ABS :  Milis di dunia maya internet itu ada ratusan ribu dan
masing-masing punya kekhususannya masing-masing.  Setiap orang menjadi
member suatu milis karena tertarik pada kekhususan milis ybs. Bukan
untuk menerima segala macam posting secara gado-gado.
  Sebaliknya pahlawan bangsa ini ada ribuan. Kalau semua kisah mereka
di-posting-kan ke milis budaya tionghoa ini, wah, orang tionghoa bilang
itu "cialat".  Kalau misalnya kita bahas soal makanan di milis ini, lalu
yang kita bahas makanan tionghoa, itu ada relevansinya.

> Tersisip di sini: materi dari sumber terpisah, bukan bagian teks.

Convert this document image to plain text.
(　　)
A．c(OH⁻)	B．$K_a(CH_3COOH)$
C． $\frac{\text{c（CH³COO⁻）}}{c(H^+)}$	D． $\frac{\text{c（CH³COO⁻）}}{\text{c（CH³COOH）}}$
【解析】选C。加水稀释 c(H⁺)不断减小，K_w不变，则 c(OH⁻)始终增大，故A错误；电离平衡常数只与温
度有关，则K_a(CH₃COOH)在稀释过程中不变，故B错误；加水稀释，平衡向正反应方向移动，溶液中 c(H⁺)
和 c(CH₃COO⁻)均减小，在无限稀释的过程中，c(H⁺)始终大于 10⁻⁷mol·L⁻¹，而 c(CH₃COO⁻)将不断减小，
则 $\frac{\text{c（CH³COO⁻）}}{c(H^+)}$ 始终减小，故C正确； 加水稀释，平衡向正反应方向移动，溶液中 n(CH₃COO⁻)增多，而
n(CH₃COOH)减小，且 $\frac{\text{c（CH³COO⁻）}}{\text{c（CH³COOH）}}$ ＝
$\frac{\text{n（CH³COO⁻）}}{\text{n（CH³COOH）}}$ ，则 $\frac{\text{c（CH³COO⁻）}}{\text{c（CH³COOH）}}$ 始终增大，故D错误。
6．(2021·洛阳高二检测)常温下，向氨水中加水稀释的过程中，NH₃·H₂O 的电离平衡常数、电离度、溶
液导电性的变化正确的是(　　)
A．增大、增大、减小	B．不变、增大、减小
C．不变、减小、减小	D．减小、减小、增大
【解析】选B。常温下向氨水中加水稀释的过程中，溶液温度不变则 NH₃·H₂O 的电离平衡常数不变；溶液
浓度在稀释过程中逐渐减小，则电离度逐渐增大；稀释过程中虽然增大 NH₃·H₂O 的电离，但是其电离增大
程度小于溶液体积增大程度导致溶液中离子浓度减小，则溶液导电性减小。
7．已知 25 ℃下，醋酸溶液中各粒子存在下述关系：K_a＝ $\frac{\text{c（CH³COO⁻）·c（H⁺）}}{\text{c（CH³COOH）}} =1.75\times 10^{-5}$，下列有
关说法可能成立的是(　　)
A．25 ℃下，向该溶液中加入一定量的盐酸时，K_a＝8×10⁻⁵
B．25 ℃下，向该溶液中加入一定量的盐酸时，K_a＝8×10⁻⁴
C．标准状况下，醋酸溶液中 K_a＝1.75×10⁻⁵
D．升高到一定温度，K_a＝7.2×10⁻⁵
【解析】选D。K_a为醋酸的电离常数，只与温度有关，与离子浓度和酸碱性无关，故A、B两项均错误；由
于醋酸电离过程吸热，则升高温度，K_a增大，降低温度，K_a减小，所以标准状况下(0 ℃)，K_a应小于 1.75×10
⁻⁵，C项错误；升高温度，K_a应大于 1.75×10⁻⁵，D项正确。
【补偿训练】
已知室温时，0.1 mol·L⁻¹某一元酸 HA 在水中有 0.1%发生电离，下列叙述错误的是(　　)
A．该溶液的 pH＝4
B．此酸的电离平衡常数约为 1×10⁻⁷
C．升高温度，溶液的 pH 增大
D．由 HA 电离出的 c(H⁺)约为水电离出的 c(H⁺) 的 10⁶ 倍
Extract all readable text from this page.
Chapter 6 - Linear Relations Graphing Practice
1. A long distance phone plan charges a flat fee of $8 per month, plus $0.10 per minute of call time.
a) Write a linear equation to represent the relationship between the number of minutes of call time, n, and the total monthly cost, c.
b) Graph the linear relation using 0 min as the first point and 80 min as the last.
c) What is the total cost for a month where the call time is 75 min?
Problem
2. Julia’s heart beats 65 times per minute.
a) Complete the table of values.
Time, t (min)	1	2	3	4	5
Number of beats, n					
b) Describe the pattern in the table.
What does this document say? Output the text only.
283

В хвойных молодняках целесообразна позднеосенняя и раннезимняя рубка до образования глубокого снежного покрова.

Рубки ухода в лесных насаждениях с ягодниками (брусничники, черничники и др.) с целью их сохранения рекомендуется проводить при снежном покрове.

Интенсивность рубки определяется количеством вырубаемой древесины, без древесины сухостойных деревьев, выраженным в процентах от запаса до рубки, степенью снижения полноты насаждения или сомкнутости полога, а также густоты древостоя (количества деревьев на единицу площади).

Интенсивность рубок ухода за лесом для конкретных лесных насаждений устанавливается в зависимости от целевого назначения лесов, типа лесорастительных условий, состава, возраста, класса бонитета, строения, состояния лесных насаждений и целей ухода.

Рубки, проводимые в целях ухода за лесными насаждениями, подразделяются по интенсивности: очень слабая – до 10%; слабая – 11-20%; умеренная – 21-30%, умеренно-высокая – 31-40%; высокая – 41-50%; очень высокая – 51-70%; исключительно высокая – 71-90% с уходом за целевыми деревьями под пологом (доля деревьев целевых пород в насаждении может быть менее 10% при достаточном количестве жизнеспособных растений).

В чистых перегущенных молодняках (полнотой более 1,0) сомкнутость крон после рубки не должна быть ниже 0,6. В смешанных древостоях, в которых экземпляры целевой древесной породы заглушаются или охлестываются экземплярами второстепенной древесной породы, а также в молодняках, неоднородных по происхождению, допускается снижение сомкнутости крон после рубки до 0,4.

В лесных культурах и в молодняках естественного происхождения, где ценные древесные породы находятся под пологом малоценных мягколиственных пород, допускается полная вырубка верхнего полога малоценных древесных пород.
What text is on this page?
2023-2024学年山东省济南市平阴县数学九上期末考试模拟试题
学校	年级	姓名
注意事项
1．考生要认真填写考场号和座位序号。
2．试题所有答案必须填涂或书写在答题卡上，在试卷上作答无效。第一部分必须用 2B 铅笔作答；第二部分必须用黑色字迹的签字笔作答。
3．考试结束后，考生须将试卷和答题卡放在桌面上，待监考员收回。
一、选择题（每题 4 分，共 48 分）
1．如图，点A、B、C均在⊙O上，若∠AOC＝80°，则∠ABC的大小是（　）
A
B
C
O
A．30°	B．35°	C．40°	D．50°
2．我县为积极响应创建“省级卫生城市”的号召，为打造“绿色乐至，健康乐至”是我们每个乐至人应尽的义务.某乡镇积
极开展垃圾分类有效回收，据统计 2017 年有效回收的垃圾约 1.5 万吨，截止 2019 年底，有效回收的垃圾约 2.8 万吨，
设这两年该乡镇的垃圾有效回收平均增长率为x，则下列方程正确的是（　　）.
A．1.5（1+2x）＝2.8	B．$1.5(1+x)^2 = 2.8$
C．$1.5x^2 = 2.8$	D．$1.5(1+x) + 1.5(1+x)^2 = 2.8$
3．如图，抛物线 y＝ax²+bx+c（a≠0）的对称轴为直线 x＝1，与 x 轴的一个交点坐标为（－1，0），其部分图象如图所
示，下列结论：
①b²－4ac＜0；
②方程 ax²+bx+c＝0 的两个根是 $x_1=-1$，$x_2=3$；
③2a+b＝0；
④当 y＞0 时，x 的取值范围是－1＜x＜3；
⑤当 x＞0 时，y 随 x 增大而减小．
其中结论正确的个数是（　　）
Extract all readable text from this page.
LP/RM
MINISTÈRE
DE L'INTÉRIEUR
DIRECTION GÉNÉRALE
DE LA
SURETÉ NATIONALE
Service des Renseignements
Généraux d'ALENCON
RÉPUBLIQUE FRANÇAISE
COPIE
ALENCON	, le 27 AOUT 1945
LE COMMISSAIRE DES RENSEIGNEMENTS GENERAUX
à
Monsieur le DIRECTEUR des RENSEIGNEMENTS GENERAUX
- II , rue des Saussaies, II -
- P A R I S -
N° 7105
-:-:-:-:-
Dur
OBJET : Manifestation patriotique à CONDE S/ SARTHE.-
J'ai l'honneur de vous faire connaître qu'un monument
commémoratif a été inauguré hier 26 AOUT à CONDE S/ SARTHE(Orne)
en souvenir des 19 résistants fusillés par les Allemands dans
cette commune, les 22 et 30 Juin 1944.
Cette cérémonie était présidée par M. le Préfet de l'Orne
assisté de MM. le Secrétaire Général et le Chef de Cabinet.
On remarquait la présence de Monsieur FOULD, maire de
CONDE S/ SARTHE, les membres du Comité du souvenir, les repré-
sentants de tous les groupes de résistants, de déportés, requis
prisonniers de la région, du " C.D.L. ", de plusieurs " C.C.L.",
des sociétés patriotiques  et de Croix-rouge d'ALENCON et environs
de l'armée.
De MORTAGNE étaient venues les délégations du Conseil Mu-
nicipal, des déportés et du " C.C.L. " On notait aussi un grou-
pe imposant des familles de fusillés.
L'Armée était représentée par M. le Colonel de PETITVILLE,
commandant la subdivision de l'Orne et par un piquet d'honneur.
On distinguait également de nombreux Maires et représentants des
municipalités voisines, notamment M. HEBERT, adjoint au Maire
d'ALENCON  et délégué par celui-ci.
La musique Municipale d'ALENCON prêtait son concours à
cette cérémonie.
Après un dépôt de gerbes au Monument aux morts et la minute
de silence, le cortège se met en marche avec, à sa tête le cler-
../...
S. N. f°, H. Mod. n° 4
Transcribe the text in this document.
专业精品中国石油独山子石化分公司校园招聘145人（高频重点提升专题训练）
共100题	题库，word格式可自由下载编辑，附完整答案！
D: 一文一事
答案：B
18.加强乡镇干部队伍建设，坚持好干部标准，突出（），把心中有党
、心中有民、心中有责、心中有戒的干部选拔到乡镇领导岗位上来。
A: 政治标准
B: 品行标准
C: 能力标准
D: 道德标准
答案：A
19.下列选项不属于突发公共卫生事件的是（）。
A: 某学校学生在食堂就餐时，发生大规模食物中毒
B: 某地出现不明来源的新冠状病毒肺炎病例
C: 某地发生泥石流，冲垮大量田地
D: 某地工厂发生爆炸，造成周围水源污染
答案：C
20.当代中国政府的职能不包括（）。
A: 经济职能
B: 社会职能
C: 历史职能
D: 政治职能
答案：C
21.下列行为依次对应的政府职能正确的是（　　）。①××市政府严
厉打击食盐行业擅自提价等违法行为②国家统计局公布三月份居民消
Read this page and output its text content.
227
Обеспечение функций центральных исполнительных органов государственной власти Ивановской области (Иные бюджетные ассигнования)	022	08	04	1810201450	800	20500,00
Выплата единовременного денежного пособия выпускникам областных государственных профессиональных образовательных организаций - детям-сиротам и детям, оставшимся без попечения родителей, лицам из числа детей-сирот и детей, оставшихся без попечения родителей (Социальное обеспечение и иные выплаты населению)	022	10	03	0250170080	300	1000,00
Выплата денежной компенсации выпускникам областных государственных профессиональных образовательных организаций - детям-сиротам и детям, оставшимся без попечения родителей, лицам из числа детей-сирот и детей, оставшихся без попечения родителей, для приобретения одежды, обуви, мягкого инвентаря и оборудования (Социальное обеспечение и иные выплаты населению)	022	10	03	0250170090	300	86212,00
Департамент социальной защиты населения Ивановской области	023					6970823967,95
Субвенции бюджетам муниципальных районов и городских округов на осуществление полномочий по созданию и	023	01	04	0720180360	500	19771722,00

Eva :  heheehhehe..anda cek bukan saja ada juga topik OOT nya tentang
jus sirsak dan jus wortel, emang anda pikir itu jus Wortel sama sirsak
cuma punya Tionghoa aja ???

ABS :  Kalau dari bahas makanan tionghoa lalu karenanya jadi sampai
nyerempet-nyerempet membahas makanan padang, misalnya, tentu okay saja. 
Tetapi kalau nggak angin nggak ujan mendadak sontak Eva posting tentang
masakan padang di milis ini, tentu saja akan dipertanyakan "apa
relevansinya". Tidak perduli makanan padang itu makanan paling laku di
seluruh negeri

EVa :  Saya tidak akan pernah posting tentang makanan padang atau apa,
sangat beda sekali nilai posting mengenai kepahlawanan dan makanan atau
apapun, karena saya merasa generasi muda tionghoa perlu tahu tentang
Pahlawan bangsa ini, meski menurut anda millis ini hanya membahas budaya
saja.  saya hanya miris ketika saya melihat sebuah millis yang
menyandang Nama "Budaya Tionghoa" menghardik sebuah tulisan mengenai
kepahlawan Putra terbaik Bangsa ini dengan alasan karena milis ini
adalah milis budaya Tionghoa.  dan perlu anda ketahui asal kata budaya
itu bukan dari bahasa China, tapi bahasa Sansekerta.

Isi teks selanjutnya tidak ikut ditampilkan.